La pobreza compartida
Bajo este título, nuestro diario publicó el domingo 26 de marzo de 1995 el artículo que reproducimos a continuación, de la autoría de nuestro fallecido columnista Porfirio Cristaldo Ayala. Por la notable vigencia que tiene hoy, lo volvemos a poner a consideración de nuestros lectores. Dice así:
El obispo de San Pedro, monseñor Fernando Lugo, en un pronunciamiento días atrás censuró la “muy injusta distribución de la riqueza” en la rica región de su diócesis, donde “conviven quienes andan en carretas con los que en sus aviones visitan sus estancias; los que tienen posibilidad de seguir sus estudios en una universidad privada con los que no tienen recursos ni siquiera para terminar la primaria; los que recorren sus propiedades con la vista hasta perderse y los que carecen totalmente de ella…”. ¿Cómo vivir y dormir tranquilos –se pregunta– cuando esa realidad de injusta distribución de la riqueza la palpamos cada día?
Ciertamente, ¿cómo no compartir la indignación e impotencia de monseñor Lugo ante las penurias que padece la gente mientras el Gobierno inaugura costosos “complejos polideportivos” o dilapida miles de millones en mantener las empresas estatales?; ¿por qué no dedicar esos recursos a medicamentos, escuelas, tecnología, caminos, etc.? Es difícil imaginar mayor extravío en la administración fiscal.
No menos desatinadas, sin embargo, resultan las comparaciones que hace el obispo entre los que tienen aviones y los que andan en carretas o los que “tienen asegurada su vida en los mejores sanatorios y los que se mueren mendigando que se les atienda”. ¿Qué fin pueden tener las mismas sino despertar la envidia, el odio y la ira de los menos pudientes hacia los más adinerados?; ¿no se observan acaso desigualdades aun mayores en las calles de New York, París o Roma?

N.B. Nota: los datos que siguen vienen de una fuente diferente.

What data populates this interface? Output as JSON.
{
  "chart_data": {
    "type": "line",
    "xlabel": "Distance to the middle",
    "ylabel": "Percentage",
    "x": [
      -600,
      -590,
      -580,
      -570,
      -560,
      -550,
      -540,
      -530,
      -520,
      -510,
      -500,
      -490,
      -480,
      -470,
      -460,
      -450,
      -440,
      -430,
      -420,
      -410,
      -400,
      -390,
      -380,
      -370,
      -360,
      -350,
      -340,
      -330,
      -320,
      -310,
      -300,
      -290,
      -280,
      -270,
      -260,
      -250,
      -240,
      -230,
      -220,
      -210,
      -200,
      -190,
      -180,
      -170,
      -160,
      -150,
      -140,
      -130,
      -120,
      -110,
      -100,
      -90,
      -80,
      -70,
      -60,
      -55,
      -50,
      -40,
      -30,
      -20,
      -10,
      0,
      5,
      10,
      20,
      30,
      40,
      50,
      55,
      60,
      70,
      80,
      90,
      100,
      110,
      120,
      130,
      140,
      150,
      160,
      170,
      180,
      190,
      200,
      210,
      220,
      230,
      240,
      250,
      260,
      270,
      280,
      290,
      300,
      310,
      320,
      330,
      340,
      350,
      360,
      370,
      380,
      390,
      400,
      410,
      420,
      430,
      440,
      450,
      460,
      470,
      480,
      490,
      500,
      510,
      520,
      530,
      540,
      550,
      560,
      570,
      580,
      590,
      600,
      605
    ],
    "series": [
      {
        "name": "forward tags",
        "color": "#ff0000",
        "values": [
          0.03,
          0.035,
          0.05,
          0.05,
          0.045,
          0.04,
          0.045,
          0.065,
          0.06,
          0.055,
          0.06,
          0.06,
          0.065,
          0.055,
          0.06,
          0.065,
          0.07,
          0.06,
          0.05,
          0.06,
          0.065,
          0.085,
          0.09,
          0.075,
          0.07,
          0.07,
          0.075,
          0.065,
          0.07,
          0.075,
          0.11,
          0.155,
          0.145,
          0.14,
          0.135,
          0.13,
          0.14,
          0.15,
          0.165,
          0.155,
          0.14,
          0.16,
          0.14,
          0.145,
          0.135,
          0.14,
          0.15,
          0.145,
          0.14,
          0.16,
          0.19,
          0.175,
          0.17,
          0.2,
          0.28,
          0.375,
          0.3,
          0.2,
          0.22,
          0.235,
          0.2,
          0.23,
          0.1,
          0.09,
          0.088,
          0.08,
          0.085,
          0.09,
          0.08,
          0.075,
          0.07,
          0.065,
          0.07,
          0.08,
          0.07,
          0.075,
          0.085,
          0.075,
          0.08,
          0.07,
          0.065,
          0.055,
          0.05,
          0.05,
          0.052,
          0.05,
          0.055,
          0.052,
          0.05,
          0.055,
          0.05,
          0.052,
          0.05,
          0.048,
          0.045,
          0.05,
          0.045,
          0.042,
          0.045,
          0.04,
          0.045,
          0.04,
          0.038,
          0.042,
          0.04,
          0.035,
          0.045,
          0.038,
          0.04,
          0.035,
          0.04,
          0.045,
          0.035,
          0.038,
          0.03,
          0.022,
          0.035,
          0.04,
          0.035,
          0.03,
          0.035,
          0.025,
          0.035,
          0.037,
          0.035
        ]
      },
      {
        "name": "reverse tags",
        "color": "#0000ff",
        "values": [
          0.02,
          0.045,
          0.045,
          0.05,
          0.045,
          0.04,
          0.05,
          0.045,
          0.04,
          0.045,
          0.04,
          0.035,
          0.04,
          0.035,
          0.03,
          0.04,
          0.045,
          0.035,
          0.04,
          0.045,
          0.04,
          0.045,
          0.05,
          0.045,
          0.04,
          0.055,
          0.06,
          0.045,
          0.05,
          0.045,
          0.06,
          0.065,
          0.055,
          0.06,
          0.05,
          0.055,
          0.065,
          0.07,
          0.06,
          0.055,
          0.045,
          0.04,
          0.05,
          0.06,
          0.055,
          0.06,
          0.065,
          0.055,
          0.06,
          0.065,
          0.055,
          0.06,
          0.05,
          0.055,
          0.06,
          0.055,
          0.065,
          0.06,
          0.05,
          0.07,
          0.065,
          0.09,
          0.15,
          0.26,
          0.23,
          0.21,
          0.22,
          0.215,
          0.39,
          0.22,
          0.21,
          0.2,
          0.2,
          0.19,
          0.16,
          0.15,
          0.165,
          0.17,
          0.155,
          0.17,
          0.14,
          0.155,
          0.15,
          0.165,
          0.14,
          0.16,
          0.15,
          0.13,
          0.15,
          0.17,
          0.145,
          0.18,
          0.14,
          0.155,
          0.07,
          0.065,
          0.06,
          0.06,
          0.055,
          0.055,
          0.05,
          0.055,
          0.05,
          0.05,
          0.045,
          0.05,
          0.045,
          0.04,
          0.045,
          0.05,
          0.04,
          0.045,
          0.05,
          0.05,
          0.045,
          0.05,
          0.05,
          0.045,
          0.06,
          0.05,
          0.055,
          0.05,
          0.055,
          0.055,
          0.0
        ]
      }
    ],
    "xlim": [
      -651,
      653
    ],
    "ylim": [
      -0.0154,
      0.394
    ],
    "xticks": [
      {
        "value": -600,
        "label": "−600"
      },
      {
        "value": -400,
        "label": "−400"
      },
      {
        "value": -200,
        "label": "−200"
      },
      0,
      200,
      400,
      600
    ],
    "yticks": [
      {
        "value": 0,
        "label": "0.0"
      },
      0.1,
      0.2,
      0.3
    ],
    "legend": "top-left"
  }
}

El rico no tiene la culpa de la pobreza del pobre. El no estar en la indigencia no implica injusticia alguna hacia el que lo está. El disponer de los medios para asistir a una buena universidad no constituye ofensa o delito contra nadie. Por el contrario, la esperanza del pobre radica precisamente en la fortuna del rico: en su capacidad de producir cada vez más riquezas.

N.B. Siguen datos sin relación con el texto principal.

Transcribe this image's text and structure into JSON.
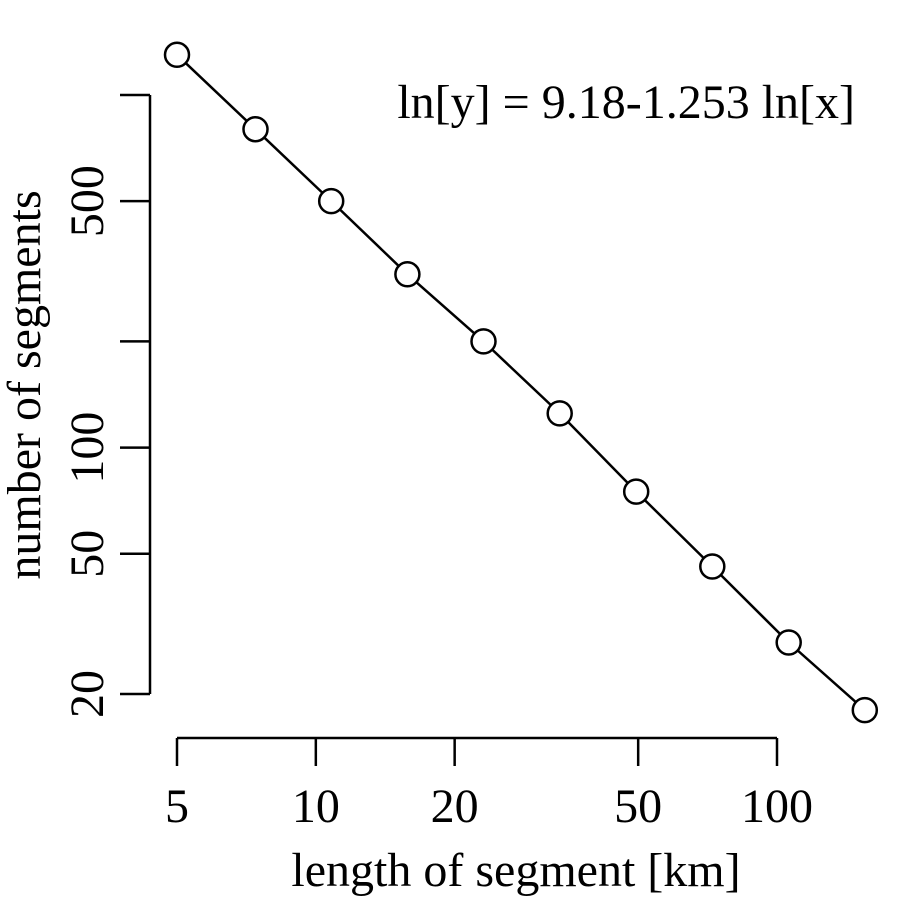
{
  "chart_data": {
    "type": "line",
    "title": "",
    "xlabel": "length of segment [km]",
    "ylabel": "number of segments",
    "x_scale": "log",
    "y_scale": "log",
    "xlim": [
      5,
      150
    ],
    "ylim": [
      20,
      1000
    ],
    "x_ticks": [
      {
        "value": 5,
        "label": "5"
      },
      {
        "value": 10,
        "label": "10"
      },
      {
        "value": 20,
        "label": "20"
      },
      {
        "value": 50,
        "label": "50"
      },
      {
        "value": 100,
        "label": "100"
      }
    ],
    "y_ticks": [
      {
        "value": 20,
        "label": "20"
      },
      {
        "value": 50,
        "label": "50"
      },
      {
        "value": 100,
        "label": "100"
      },
      {
        "value": 200,
        "label": ""
      },
      {
        "value": 500,
        "label": "500"
      },
      {
        "value": 1000,
        "label": ""
      }
    ],
    "annotation": "ln[y] = 9.18-1.253 ln[x]",
    "grid": false,
    "series": [
      {
        "x": [
          5,
          7.4,
          10.8,
          15.8,
          23.1,
          33.8,
          49.5,
          72.4,
          106,
          155
        ],
        "y": [
          1300,
          800,
          500,
          310,
          200,
          125,
          75,
          46,
          28,
          18
        ],
        "marker": "open-circle"
      }
    ]
  }
}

Del incremento sostenido del capital en una región o en un país depende la disponibilidad de fuentes de trabajo, el aumento de la productividad y el constante mejoramiento de los salarios de la población afectada. Lo atestigua el colosal progreso social que la economía libre ha traído a países que de la escasez pasaron a la opulencia.
En la encíclica Centesimus Annus, el papa Juan Pablo II, poniendo fin a más de doscientos años de oposición de la Iglesia Católica al capitalismo, reconoce el papel fundamental de la empresa , el mercado y la propiedad privada, y asegura que la vía del verdadero progreso para el Tercer Mundo se encuentra en la economía libre.
Al obispo de San Pedro, sin embargo, no pareciera preocuparle tanto el que numerosos jóvenes no terminen la escuela primaria o que muchos mendiguen para conseguir atención médica, como el hecho de que algunas personas dispongan de aviones o que puedan acceder a buenas universidades y hospitales. ¿Preferiría acaso que todos estuvieran sumidos en la miseria, en la “pobreza compartida”?
El ideal no debiera ser empobrecer a los ricos, sino enriquecer a los pobres. Crear las condiciones económicas que ayuden a los pobres a dejar de ser pobres.
La “injusta distribución de la riqueza” que denuncia monseñor Lugo no cambiará confiscando a los ricos para repartirlo a los pobres. La muerte del marxismo mostró el fracaso de la utopía de la igualdad económica impuesta por el Estado.
Para salir de la ancestral miseria se requiere liberalizar los mercados e impedir que los gobernantes sigan repartiendo privilegios, prebendas, concesiones y monopolios a su nutrida clientela política en perjuicio de los más pobres. Habrá que reinventar el capitalismo, recrear el espíritu empresarial y que los pobres tengan iguales oportunidades de producir, vender y comprar. Habrá que establecer un sistema, al decir del papa Juan Pablo II, que genere crecimiento económico desde abajo, creando trabajo para los pobres y liberando esa “iniciativa económica personal” tan necesaria para el “bien común”.
Paradójicamente, la postura de monseñor Lugo, pese a sus más buenas intenciones, podría terminar promoviendo la violencia, inseguridad e inestabilidad social, ahuyentando a productores e inversionistas y condenando a la gente a muchos años más de postergación y desgracia.
Pues sin orden, estabilidad y garantías para las personas y sus bienes, o sin mercados libres y abiertos, no habrá crecimiento, y sin crecimiento no existe otro futuro que el atraso y la pobreza.